One issue present with the predictions of all the three methods is that the segmentation is either very good or almost fully wrong. In other words, there is a high amount of variation in the results, as can be also seen in the IQRs of the Dice scores. This issue could be likely solved if there would be more data available to improve the training of the models, which would improve the medians of the Dice scores obtained. The methods studied here could be also potentially improved by using images with higher resolution than \(64\times 64\) pixels, and it could also be examined what happens if the pixel values of the PET slices are not scaled onto the interval [0, 1] or the slices are converted to colored images instead of using grayscale data. Adding anatomic information from multiparametric imaging could also improve results further. Namely, a CT/PET scan was performed for all the patients of this study, and while PET images give functional information about tissues, the CT images offer anatomical information about prostate size and location.

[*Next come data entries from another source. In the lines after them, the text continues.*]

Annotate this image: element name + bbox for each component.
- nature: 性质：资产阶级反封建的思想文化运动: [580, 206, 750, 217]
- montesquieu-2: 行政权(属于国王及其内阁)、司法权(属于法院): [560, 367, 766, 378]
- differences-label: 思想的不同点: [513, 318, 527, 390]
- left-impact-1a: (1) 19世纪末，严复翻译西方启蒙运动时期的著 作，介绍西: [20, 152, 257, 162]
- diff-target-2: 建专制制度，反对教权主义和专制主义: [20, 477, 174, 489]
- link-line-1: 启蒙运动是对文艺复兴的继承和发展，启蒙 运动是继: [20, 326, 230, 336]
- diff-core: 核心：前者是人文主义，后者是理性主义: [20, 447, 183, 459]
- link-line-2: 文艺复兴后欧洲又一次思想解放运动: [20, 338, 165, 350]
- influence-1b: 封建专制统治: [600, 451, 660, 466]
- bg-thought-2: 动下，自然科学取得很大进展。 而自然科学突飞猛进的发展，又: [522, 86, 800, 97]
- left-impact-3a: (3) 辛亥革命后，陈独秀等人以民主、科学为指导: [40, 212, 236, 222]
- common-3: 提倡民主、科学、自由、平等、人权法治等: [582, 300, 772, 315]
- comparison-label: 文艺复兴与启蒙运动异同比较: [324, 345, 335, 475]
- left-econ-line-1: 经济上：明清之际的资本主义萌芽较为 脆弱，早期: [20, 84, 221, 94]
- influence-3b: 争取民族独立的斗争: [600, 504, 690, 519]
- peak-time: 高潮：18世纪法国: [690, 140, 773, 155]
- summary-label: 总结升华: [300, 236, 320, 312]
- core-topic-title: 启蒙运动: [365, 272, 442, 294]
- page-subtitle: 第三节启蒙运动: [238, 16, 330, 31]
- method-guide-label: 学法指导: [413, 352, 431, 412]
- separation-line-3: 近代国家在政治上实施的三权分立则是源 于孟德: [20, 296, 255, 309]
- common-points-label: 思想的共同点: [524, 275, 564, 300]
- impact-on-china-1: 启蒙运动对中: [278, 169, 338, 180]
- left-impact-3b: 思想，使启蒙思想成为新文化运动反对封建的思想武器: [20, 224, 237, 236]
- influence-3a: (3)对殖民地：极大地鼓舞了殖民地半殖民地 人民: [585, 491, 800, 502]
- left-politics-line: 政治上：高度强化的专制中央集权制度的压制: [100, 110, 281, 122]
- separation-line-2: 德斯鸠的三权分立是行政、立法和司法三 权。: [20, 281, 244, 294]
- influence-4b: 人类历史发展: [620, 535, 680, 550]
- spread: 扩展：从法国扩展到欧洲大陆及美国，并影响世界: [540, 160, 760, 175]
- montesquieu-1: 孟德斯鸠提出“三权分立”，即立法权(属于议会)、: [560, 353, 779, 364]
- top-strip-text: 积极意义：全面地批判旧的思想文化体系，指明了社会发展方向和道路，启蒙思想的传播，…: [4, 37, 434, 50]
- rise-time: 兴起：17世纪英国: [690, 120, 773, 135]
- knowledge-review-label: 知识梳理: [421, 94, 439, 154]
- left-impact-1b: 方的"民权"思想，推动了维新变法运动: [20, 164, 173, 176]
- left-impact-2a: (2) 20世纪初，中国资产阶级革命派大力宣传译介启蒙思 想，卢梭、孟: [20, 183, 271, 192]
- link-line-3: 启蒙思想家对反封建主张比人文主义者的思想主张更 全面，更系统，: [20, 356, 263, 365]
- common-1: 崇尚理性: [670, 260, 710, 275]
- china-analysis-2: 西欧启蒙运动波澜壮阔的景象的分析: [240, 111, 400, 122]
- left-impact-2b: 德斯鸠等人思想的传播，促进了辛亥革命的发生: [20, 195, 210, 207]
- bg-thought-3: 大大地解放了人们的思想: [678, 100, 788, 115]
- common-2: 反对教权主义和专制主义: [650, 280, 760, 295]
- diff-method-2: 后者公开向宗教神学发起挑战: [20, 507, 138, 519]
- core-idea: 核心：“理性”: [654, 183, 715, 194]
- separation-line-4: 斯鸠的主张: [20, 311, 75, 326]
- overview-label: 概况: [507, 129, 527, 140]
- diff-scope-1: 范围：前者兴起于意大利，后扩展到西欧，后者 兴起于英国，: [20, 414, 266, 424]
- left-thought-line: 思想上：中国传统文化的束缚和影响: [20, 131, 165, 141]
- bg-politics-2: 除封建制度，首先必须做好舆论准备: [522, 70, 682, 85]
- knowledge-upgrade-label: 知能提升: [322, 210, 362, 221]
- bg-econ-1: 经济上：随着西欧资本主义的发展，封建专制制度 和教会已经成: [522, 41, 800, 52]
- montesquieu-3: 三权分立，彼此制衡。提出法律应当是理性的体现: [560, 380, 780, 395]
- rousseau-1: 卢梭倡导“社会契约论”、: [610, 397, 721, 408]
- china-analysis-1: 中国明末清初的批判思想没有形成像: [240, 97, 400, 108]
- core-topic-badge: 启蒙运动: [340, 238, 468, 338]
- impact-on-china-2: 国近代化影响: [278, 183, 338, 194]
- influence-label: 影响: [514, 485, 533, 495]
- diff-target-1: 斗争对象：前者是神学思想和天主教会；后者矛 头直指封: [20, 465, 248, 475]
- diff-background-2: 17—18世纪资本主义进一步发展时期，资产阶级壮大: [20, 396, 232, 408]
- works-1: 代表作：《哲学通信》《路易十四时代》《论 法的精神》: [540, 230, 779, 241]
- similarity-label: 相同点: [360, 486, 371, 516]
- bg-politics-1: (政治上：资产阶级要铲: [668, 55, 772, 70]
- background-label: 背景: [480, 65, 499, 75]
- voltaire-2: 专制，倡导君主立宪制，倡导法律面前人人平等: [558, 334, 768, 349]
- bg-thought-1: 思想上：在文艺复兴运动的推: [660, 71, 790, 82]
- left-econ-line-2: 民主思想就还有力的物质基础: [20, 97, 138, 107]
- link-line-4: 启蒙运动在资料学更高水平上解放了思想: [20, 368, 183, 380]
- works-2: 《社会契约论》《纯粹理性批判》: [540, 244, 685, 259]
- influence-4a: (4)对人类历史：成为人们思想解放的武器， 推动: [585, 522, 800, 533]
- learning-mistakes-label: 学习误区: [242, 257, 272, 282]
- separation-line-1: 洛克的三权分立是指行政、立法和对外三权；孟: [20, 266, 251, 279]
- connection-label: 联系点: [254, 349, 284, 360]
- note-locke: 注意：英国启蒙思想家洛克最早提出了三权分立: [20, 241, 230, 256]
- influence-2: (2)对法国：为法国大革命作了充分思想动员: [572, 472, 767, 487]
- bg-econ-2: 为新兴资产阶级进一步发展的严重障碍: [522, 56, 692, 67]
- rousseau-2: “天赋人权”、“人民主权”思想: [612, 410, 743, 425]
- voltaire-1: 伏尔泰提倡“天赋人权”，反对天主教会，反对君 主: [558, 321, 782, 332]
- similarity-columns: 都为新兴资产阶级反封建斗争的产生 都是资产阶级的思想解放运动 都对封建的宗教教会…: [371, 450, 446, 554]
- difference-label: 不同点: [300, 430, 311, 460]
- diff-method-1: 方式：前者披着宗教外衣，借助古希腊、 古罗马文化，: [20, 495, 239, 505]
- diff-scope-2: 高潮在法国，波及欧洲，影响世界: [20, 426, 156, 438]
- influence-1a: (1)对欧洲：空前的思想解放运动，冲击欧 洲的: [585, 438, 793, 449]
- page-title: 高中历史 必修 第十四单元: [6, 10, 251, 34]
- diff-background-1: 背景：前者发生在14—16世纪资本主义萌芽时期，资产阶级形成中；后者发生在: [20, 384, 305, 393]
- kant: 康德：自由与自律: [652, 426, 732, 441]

Another idea for the future study would be to design a CNN that can apply the threshold optimization method for three-dimensional segmentation of the prostate cancer tumor. Recently, Kostyszyn et al. (2021) obtained the Dice scores ranging 0.28–0.93 with median values of 0.81–0.84 with a three-dimensional U-Net CNN trained on PET images of 152 prostate cancer patients. Consequently, three-dimensional image segmentation gives more accurate results than two-dimensional segmentation, and our findings suggest that choosing thresholds performs better than regular image segmentation, so it would be interesting to see how well the three-dimensional version of the threshold optimization works. Furthermore, other possible topics of further research could be studying how changes in the PET image acquisition technique affect the results of segmentation.

The method of choosing unique thresholds with a CNN to perform segmentation could be also applied into other topics than the PET images of prostate cancer patients. One possible issue of this method is that it also labels such ground-truth negative regions outside of the prostate as positive if their pixel values are high enough, but this problem could be fixed with an algorithm removing the false positive segmentation. Also, by choosing a few different threshold values instead of one, this method could assist in the segmentation of colored images. Given its theoretically best results had a median Dice score closer to 97% here, this method certainly has much potential.

Conclusion

Three different methods of utilizing a CNN to perform intraprostatic tumor segmentation from 2D transaxial PET slices were studied. Out of these methods, the first one was typical image segmentation, the second one was using a CNN for choosing suitable thresholds for classifying pixel values in order to convert the images directly into binary masks, and the third one was a combination of the former two methods. The second and the third methods were fully new techniques introduced here for the first time. By analyzing the Dice scores of the predicted tumor masks, it was noticed that the second method performed the best. In fact, this new method works better than the typical image segmentation in a statistically significant way and is considerably faster and more computationally efficient.